The media were able, not quite accurately, to portray New Zealand’s vote as a matter of cross-party consensus. No such opportunity in France, where it was largely a party-line vote: those in favor were almost all from the government, and those against almost all from the opposition. A handful crossed over either way, but the margin of 331 to 225 was very close to the left’s overall majority of 340-226.
(The National Assembly website is extremely helpful, giving a breakdown of voting on the bill by parliamentary group – well worth a look, even if your French is only rudimentary. It’s something other parliaments should emulate. Despite such assistance, the BBC again managed to get it wrong, giving the vote in favor as 321, not 331.)

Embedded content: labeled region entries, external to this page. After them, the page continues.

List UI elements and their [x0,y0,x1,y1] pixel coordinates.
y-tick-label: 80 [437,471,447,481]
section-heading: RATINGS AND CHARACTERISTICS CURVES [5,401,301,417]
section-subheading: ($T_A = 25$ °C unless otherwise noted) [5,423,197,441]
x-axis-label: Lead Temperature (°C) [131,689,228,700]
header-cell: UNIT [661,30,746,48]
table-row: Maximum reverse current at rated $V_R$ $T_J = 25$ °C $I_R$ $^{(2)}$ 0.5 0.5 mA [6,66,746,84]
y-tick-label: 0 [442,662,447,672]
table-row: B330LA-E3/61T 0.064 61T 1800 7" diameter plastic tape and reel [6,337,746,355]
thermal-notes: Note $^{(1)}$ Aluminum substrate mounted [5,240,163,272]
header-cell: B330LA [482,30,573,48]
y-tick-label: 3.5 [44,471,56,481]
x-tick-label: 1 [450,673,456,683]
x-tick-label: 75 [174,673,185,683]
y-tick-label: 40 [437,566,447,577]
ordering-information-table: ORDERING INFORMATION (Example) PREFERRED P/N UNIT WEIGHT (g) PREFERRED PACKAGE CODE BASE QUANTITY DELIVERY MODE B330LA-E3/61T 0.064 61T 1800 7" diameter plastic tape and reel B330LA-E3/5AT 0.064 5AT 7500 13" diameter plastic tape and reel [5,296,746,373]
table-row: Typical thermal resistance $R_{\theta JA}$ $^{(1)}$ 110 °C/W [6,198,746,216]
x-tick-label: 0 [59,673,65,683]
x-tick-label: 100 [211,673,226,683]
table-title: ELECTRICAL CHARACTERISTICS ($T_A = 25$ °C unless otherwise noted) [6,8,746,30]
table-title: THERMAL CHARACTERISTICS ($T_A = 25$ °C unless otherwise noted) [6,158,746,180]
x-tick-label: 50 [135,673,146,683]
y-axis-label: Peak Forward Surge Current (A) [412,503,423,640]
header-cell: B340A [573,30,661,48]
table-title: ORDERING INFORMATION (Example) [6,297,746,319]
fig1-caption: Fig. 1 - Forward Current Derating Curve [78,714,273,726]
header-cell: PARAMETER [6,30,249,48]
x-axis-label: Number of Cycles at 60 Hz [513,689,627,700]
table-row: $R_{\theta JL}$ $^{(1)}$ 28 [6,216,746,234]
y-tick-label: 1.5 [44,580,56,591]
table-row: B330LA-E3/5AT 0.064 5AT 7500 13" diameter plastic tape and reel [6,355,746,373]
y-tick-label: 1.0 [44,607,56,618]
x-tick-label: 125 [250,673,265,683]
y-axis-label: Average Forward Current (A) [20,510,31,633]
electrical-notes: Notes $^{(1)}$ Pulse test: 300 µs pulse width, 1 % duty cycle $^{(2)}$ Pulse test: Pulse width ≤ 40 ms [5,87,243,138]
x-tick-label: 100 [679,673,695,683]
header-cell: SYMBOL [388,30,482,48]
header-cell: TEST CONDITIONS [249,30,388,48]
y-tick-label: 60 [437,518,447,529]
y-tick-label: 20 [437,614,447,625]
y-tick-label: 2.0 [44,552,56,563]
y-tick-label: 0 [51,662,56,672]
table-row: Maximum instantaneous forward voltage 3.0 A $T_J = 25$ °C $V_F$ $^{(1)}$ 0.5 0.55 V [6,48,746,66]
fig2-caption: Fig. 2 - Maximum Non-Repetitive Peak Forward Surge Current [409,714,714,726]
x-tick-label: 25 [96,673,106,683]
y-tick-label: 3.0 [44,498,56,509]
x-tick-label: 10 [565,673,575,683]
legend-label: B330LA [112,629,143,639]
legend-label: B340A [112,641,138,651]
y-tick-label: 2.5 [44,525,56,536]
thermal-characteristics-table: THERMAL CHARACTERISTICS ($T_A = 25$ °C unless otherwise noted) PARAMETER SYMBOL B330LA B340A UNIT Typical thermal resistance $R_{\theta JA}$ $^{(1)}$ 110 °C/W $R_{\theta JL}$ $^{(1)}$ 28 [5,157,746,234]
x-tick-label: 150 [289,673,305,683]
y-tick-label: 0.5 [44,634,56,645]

Same-sex marriage has been a divisive issue in France for some months now, with massive demonstrations against the bill. It contrasts with the generally positive atmosphere in New Zealand, and has led some commentators to wonder what it is about France that makes it different. As Fairfax’s Nick Miller said yesterday, “New Zealand’s parliament famously sang with joy. In France’s last week, MPs threw punches at each other at the end of a long and acrimonious debate.”
To my mind, this is one of those questions that it’s not necessary to overthink. Instead of having recourse to the mysterious power of France’s ancient but long-dormant Catholicism, I’d point to two explanations on the surface.
First, France (and especially Paris) simply has a culture of mass protest unlike most other countries. It was sanctified by the revolution, but it probably goes back at least as far as the “day of the barricades” in 1588. Public policy is repeatedly held hostage by demonstrations, as for example in the 2006 struggle over youth unemployment.
But the second factor is the politics: New Zealand had a large measure of consensus because same-sex marriage was proposed under a conservative government, supported largely by the left. In France, it was an official measure of a centre-left government. Its centre-right opposition opposed it, not because it had a strong ideological position, but because that’s what oppositions do.
The partisan nature of the debate encouraged (and in turn was encouraged by) the mass protests, but that doesn’t mean that the opposition UMP is fundamentally any different from its Australian or New Zealand counterparts. Its leaders are happy to collect votes from the extremists in the street, but the chance that they will reverse the measure when they return to government is negligible.